Mike Sison: Hey. Good morning. In terms of Spectrum, is there a pretty big runway in terms of other acquisitions there? You sort of exited plastics, you’re back into plastics. And I get it. Healthcare is a much better end market. But is this an opportunity to build a pretty big plastics healthcare unit over time?

Ed Breen: There’s definitely more you could add to it. And again, we like it secularly. So that’s why we’ve kind of doubled down in this area. But remember, we have a lot of opportunity between what we already had and they had. So we really like it because of that. So yes, there’s other opportunities down the road, but it’s just like the layer, we want to get this in, we want to get it synergize, we want to get it really humming with our business. So over the next year, that’s what we’ll be focused on.

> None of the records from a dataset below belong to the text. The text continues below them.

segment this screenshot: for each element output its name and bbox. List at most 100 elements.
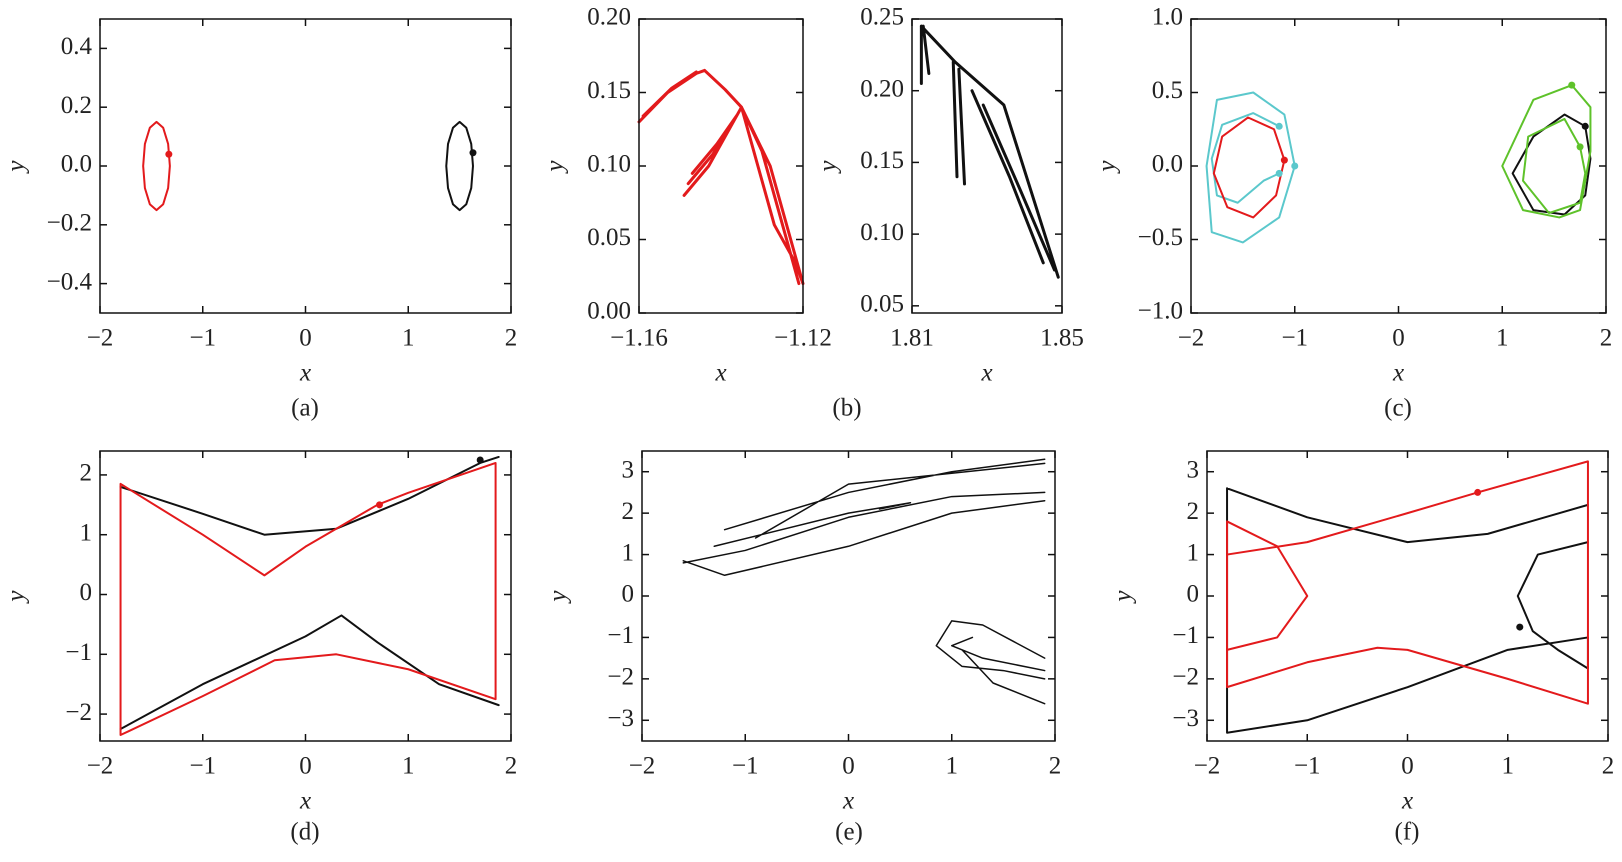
y-tick-label: −3 xyxy=(607,705,634,732)
y-tick-label: 0.15 xyxy=(587,77,631,104)
x-tick-label: 2 xyxy=(1602,753,1615,780)
y-tick-label: −0.5 xyxy=(1138,224,1183,251)
y-tick-label: −2 xyxy=(607,664,634,691)
point xyxy=(165,150,173,158)
x-tick-label: −2 xyxy=(87,753,114,780)
y-tick-label: 3 xyxy=(1187,456,1200,483)
y-axis-label: y xyxy=(3,590,30,605)
axes-frame xyxy=(99,450,512,742)
x-tick-label: 2 xyxy=(1049,753,1062,780)
y-tick-label: −2 xyxy=(1172,664,1199,691)
y-tick-label: 0 xyxy=(622,581,635,608)
x-tick-label: 0 xyxy=(1401,753,1414,780)
point xyxy=(1568,81,1576,89)
y-tick-label: −2 xyxy=(65,699,92,726)
panel-caption: (a) xyxy=(291,395,319,422)
panel-caption: (b) xyxy=(832,395,861,422)
y-tick-label: 2 xyxy=(622,498,635,525)
x-tick-label: 2 xyxy=(505,325,518,352)
y-tick-label: 2 xyxy=(1187,498,1200,525)
x-tick-label: −2 xyxy=(629,753,656,780)
y-tick-label: 0.25 xyxy=(860,4,904,31)
x-tick-label: −1 xyxy=(189,325,216,352)
x-tick-label: −1.12 xyxy=(774,325,832,352)
point xyxy=(1275,122,1283,130)
x-axis-label: x xyxy=(980,360,992,387)
y-tick-label: 0.2 xyxy=(61,92,92,119)
x-tick-label: 1.81 xyxy=(890,325,934,352)
y-tick-label: 0.0 xyxy=(61,151,92,178)
curve xyxy=(119,461,497,737)
y-tick-label: −1.0 xyxy=(1138,298,1183,325)
curve xyxy=(1511,113,1592,216)
y-tick-label: 0.10 xyxy=(860,219,904,246)
y-axis-label: y xyxy=(815,160,842,175)
x-tick-label: 1.85 xyxy=(1040,325,1084,352)
x-tick-label: −1 xyxy=(732,753,759,780)
x-tick-label: 0 xyxy=(299,753,312,780)
x-tick-label: 0 xyxy=(842,753,855,780)
x-tick-label: 1 xyxy=(1502,753,1515,780)
curve xyxy=(1226,460,1589,705)
x-tick-label: 2 xyxy=(505,753,518,780)
x-tick-label: 1 xyxy=(1496,325,1509,352)
panel-caption: (c) xyxy=(1384,395,1412,422)
x-axis-label: x xyxy=(1401,788,1413,815)
y-axis-label: y xyxy=(1094,160,1121,175)
y-tick-label: 0.00 xyxy=(587,298,631,325)
x-tick-label: −1 xyxy=(189,753,216,780)
y-tick-label: 0.10 xyxy=(587,151,631,178)
x-tick-label: −2 xyxy=(1194,753,1221,780)
axes-frame xyxy=(638,18,804,314)
x-tick-label: 0 xyxy=(1392,325,1405,352)
x-axis-label: x xyxy=(299,360,311,387)
curve xyxy=(1522,117,1587,215)
x-tick-label: 2 xyxy=(1600,325,1613,352)
curve xyxy=(1226,487,1589,734)
x-tick-label: 1 xyxy=(402,325,415,352)
curve xyxy=(142,120,171,212)
point xyxy=(1291,162,1299,170)
curve xyxy=(445,120,474,212)
y-tick-label: 0.20 xyxy=(860,75,904,102)
y-axis-label: y xyxy=(545,590,572,605)
point xyxy=(375,501,383,509)
panel-caption: (f) xyxy=(1395,819,1420,846)
y-tick-label: 0 xyxy=(1187,581,1200,608)
panel-caption: (d) xyxy=(290,819,319,846)
y-tick-label: 0.20 xyxy=(587,4,631,31)
x-tick-label: −2 xyxy=(87,325,114,352)
x-tick-label: 0 xyxy=(299,325,312,352)
y-tick-label: 0.05 xyxy=(860,291,904,318)
curve xyxy=(1212,116,1286,219)
x-axis-label: x xyxy=(1392,360,1404,387)
y-tick-label: 0.05 xyxy=(587,224,631,251)
axes-frame xyxy=(1206,450,1609,742)
y-tick-label: −3 xyxy=(1172,705,1199,732)
y-tick-label: 1 xyxy=(622,539,635,566)
y-tick-label: 1 xyxy=(80,519,93,546)
y-tick-label: 1.0 xyxy=(1152,4,1183,31)
point xyxy=(476,456,484,464)
y-axis-label: y xyxy=(1110,590,1137,605)
x-axis-label: x xyxy=(714,360,726,387)
y-tick-label: 0.5 xyxy=(1152,77,1183,104)
curve xyxy=(682,458,1046,705)
x-axis-label: x xyxy=(299,788,311,815)
x-tick-label: 1 xyxy=(402,753,415,780)
y-tick-label: 0 xyxy=(80,579,93,606)
point xyxy=(469,149,477,157)
x-tick-label: −1 xyxy=(1281,325,1308,352)
curve xyxy=(637,68,805,286)
point xyxy=(1581,122,1589,130)
y-tick-label: −0.4 xyxy=(47,268,93,295)
x-tick-label: −1.16 xyxy=(610,325,668,352)
y-tick-label: −1 xyxy=(65,639,92,666)
curve xyxy=(919,24,1060,279)
y-tick-label: 2 xyxy=(80,460,93,487)
curve xyxy=(1501,84,1592,219)
axes-frame xyxy=(641,450,1056,742)
x-tick-label: 1 xyxy=(946,753,959,780)
point xyxy=(1280,156,1288,164)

Mike Sison: Then just a quick follow-up when I take a look at Slide 14. Does inventory destocking end in 2Q and even if the third quarter isn’t that much of an improvement sequentially, E&I results could improve if the destocking is sort of done.

Lori Koch: Yeah. We do see the desocking moderating in Q2. Yes. So it peaked kind of in the 1Q, 2Q timeframe and then we see it pulling off a bit in Q3, Q4.

Mike Sison: Thank you.

Ed Breen: Thanks.

Operator: I would now like to turn the call over to Chris Mecray for closing remarks.

Chris Mecray: Yes, thank you everyone for joining our call. And for your reference, a copy of our transcript will be posted on our website. And this concludes the call. Thank you.

Operator: Thank you, ladies and gentlemen. This does conclude today’s call. Thank you for your participation. You may now disconnect.